Nella sua riservatezza, conservata gelosamente per tutta la vita, Kahn arriva quasi a nascondersi: fotograferà il mondo, ma di lui esistono solo una decina di ritratti rubati. Un umanista misantropo e un lavoratore instancabile, con le finestre dello studio aperte anche d’inverno.
Tutto nasce dalla volontà di cambiare il mondo e dall’idea che per farlo bastasse guardarlo attentamente e in ogni sua parte. Un’idea (non certo una presunzione) che inserita nel mondo crudo di quegli anni si è rivelata sfortunata e quasi utopistica. Il suo immenso sguardo penetra la crisi del ’29; la sua eredità morale rimane contro l’arroganza del nazismo e della Seconda Guerra Mondiale; la sua figura si staglia contro la crisi e oltre la bancarotta.
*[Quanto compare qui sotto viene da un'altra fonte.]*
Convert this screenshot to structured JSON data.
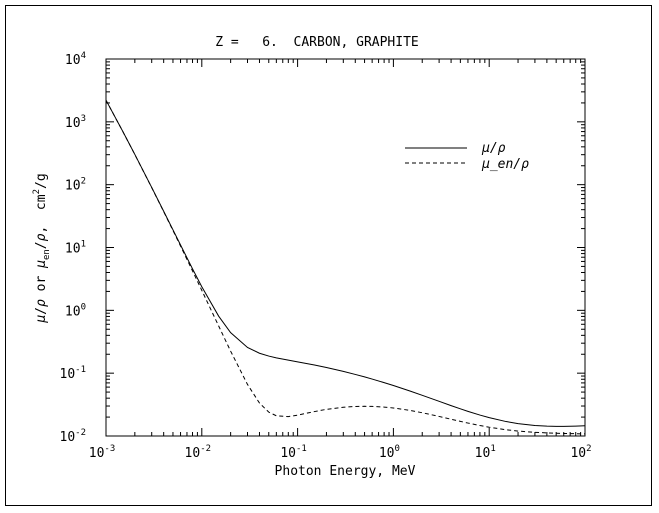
{
  "chart_data": {
    "type": "line",
    "title": "Z =   6.  CARBON, GRAPHITE",
    "xlabel": "Photon Energy, MeV",
    "ylabel_parts": {
      "mu1": "μ",
      "slash1": "/",
      "rho1": "ρ",
      "or": " or ",
      "mu2": "μ",
      "en": "en",
      "slash2": "/",
      "rho2": "ρ",
      "comma": ",  ",
      "cm": "cm",
      "two": "2",
      "g": "/g"
    },
    "x_scale": "log",
    "y_scale": "log",
    "xlim": [
      0.001,
      100
    ],
    "ylim": [
      0.01,
      10000
    ],
    "x_ticks": [
      {
        "base": "10",
        "exp": "-3"
      },
      {
        "base": "10",
        "exp": "-2"
      },
      {
        "base": "10",
        "exp": "-1"
      },
      {
        "base": "10",
        "exp": "0"
      },
      {
        "base": "10",
        "exp": "1"
      },
      {
        "base": "10",
        "exp": "2"
      }
    ],
    "y_ticks": [
      {
        "base": "10",
        "exp": "-2"
      },
      {
        "base": "10",
        "exp": "-1"
      },
      {
        "base": "10",
        "exp": "0"
      },
      {
        "base": "10",
        "exp": "1"
      },
      {
        "base": "10",
        "exp": "2"
      },
      {
        "base": "10",
        "exp": "3"
      },
      {
        "base": "10",
        "exp": "4"
      }
    ],
    "legend_position": "top-right",
    "series": [
      {
        "name": "μ/ρ",
        "style": "solid",
        "color": "#000000",
        "x": [
          0.001,
          0.0015,
          0.002,
          0.003,
          0.004,
          0.005,
          0.006,
          0.008,
          0.01,
          0.015,
          0.02,
          0.03,
          0.04,
          0.05,
          0.06,
          0.08,
          0.1,
          0.15,
          0.2,
          0.3,
          0.4,
          0.5,
          0.6,
          0.8,
          1,
          1.5,
          2,
          3,
          4,
          5,
          6,
          8,
          10,
          15,
          20,
          30,
          40,
          50,
          60,
          80,
          100
        ],
        "values": [
          2211,
          700.2,
          302.6,
          90.33,
          37.78,
          19.12,
          10.95,
          4.576,
          2.373,
          0.8071,
          0.442,
          0.2562,
          0.2076,
          0.1871,
          0.1753,
          0.161,
          0.1514,
          0.1347,
          0.1229,
          0.1066,
          0.09546,
          0.08715,
          0.08058,
          0.07076,
          0.06361,
          0.05179,
          0.04442,
          0.03562,
          0.03047,
          0.02708,
          0.02469,
          0.02154,
          0.01959,
          0.01698,
          0.01575,
          0.01471,
          0.01437,
          0.01426,
          0.01426,
          0.01437,
          0.01454
        ]
      },
      {
        "name": "μ_en/ρ",
        "style": "dashed",
        "color": "#000000",
        "x": [
          0.001,
          0.0015,
          0.002,
          0.003,
          0.004,
          0.005,
          0.006,
          0.008,
          0.01,
          0.015,
          0.02,
          0.03,
          0.04,
          0.05,
          0.06,
          0.08,
          0.1,
          0.15,
          0.2,
          0.3,
          0.4,
          0.5,
          0.6,
          0.8,
          1,
          1.5,
          2,
          3,
          4,
          5,
          6,
          8,
          10,
          15,
          20,
          30,
          40,
          50,
          60,
          80,
          100
        ],
        "values": [
          2209,
          699,
          301.6,
          89.63,
          37.23,
          18.66,
          10.54,
          4.242,
          2.078,
          0.5627,
          0.2238,
          0.06614,
          0.03343,
          0.02397,
          0.02098,
          0.02037,
          0.02147,
          0.02449,
          0.02655,
          0.0287,
          0.0295,
          0.02969,
          0.02956,
          0.02885,
          0.02792,
          0.02551,
          0.02345,
          0.02048,
          0.01849,
          0.0171,
          0.01607,
          0.01468,
          0.0138,
          0.01258,
          0.01198,
          0.01143,
          0.0112,
          0.01106,
          0.01098,
          0.01087,
          0.01079
        ]
      }
    ]
  }
}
Kahn non è mai stato un rivoluzionario, sogna certo una società stabile e perfino tradizionalista (il suo mito è il Giappone), ma pacifica e senza frontiere; non auspica rivoluzioni bensì la riforma etica della classe dirigente. Lo strumento per fare questo lo trova nelle sue mani: una memoria più duratura, trasmissibile, uno strumento di conoscenza oggettivo e universale.
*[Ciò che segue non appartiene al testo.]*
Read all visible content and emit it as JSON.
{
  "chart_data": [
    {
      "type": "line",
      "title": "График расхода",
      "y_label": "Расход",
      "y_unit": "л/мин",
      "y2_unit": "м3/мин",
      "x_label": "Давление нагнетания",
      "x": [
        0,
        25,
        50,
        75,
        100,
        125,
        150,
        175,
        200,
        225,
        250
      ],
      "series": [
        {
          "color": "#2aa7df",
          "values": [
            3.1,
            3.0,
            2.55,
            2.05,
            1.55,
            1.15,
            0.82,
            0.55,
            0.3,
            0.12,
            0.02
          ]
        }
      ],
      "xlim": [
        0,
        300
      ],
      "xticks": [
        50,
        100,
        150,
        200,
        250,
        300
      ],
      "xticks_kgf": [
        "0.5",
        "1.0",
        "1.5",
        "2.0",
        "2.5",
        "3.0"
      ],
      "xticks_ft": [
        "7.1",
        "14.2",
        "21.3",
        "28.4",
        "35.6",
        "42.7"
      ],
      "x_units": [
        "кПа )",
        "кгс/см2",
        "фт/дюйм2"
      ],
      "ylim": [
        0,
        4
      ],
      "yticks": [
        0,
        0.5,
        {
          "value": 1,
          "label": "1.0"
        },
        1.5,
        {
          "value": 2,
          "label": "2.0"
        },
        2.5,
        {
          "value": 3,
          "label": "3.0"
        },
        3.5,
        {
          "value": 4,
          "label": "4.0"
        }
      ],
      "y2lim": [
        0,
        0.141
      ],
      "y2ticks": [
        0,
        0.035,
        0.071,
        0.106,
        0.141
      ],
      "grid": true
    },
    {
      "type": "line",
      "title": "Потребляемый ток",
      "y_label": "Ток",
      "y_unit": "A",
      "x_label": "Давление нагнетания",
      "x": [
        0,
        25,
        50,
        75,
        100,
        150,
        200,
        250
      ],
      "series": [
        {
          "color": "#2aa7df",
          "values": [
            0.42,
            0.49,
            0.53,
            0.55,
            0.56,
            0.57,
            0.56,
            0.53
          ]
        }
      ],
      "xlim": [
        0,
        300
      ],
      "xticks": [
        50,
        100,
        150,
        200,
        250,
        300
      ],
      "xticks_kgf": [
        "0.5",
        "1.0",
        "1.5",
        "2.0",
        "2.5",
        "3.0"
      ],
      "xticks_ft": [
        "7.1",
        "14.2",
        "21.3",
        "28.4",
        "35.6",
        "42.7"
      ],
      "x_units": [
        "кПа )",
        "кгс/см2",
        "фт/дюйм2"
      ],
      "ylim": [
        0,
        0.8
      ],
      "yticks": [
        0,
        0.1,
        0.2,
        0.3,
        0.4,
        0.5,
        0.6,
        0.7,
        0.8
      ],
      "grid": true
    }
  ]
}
Nella sua incompiutezza il risultato è comunque incredibilmente magistrale. Ci troviamo di fronte alla bellezza di 72.000 lastre autochrome, che arrivano a noi – in maniera diretta e unica – da un ventennio passato, dal Canada all’Indocina, dal Marocco alla Mongolia. Arrivano anche fotografie di un’Europa mai vista, in modo completamente differente dalle immagini che di solito si associano al periodo storico delle guerre mondiali. Kahn e la sua squadra di fotografi – Fernand Cuville, Auguste Léon dallo sguardo d’antropologo, i rigorosi Frédéric Gadmer e Roger Dumas – scendono in Italia a più riprese.
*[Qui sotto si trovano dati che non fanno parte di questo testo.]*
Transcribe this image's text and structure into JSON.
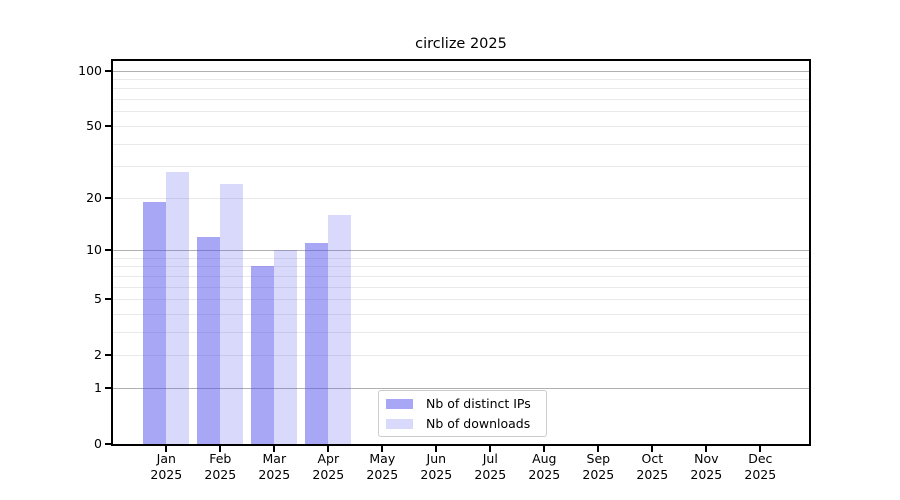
{
  "chart_data": {
    "type": "bar",
    "title": "circlize 2025",
    "months": [
      "Jan",
      "Feb",
      "Mar",
      "Apr",
      "May",
      "Jun",
      "Jul",
      "Aug",
      "Sep",
      "Oct",
      "Nov",
      "Dec"
    ],
    "year_label": "2025",
    "series": [
      {
        "name": "Nb of distinct IPs",
        "color": "rgba(80,80,235,0.5)",
        "values": [
          19,
          12,
          8,
          11,
          0,
          0,
          0,
          0,
          0,
          0,
          0,
          0
        ]
      },
      {
        "name": "Nb of downloads",
        "color": "rgba(80,80,235,0.22)",
        "values": [
          28,
          24,
          10,
          16,
          0,
          0,
          0,
          0,
          0,
          0,
          0,
          0
        ]
      }
    ],
    "y_axis": {
      "scale": "log1p",
      "ticks": [
        0,
        1,
        2,
        5,
        10,
        20,
        50,
        100
      ],
      "major_gridlines": [
        1,
        10,
        100
      ],
      "minor_gridlines": [
        2,
        3,
        4,
        5,
        6,
        7,
        8,
        9,
        20,
        30,
        40,
        50,
        60,
        70,
        80,
        90
      ],
      "range": [
        0,
        100
      ]
    },
    "legend": {
      "position": "lower-center-left",
      "labels": [
        "Nb of distinct IPs",
        "Nb of downloads"
      ]
    },
    "grid": true
  },
  "colors": {
    "bar_distinct_ips": "rgba(80,80,235,0.5)",
    "bar_downloads": "rgba(80,80,235,0.22)",
    "grid_major": "#b0b0b0",
    "grid_minor": "#e9e9e9",
    "spine": "#000000",
    "legend_border": "#cccccc"
  }
}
Dal 1986 l’intero progetto viene conservato a Rue du Port 14, a Boulogne-Billancourt a Parigi, in completa sintonia con un’altra grande creazione di Kahn: Il Giardino del mondo (Les Jardins du Monde), creato dopo averne acquisito la proprietà nel 1893. Si tratta di un giardino unico in grado di comprendere una varietà di stili, da quello inglese a quello giapponese, per contemplare un progetto che vada oltre qualsiasi confine. Un’epicea del Colorado e un cedro dell’Atlante, alberi nati ai due estremi del pianeta, eppure tanto simili che non sapresti dire quale dei rami verde-azzurri che si sfiorano appartenga all’uno o all’altro. Anche del giardinaggio, come di tutta la sua vita, Kahn aveva fatto una metafora di fraternità universale.
Oggi, a settantasei anni dalla scomparsa del geniale sguardo di Albert Kahn, il suo sogno non si è ancora definitivamente interrotto. A confermarlo è l’addetto alla comunicazione del Museo Vladimir Pronier «è appena riemersa una cassa di lastre proveniente dal Sud America, di cui non sospettavamo l’esistenza».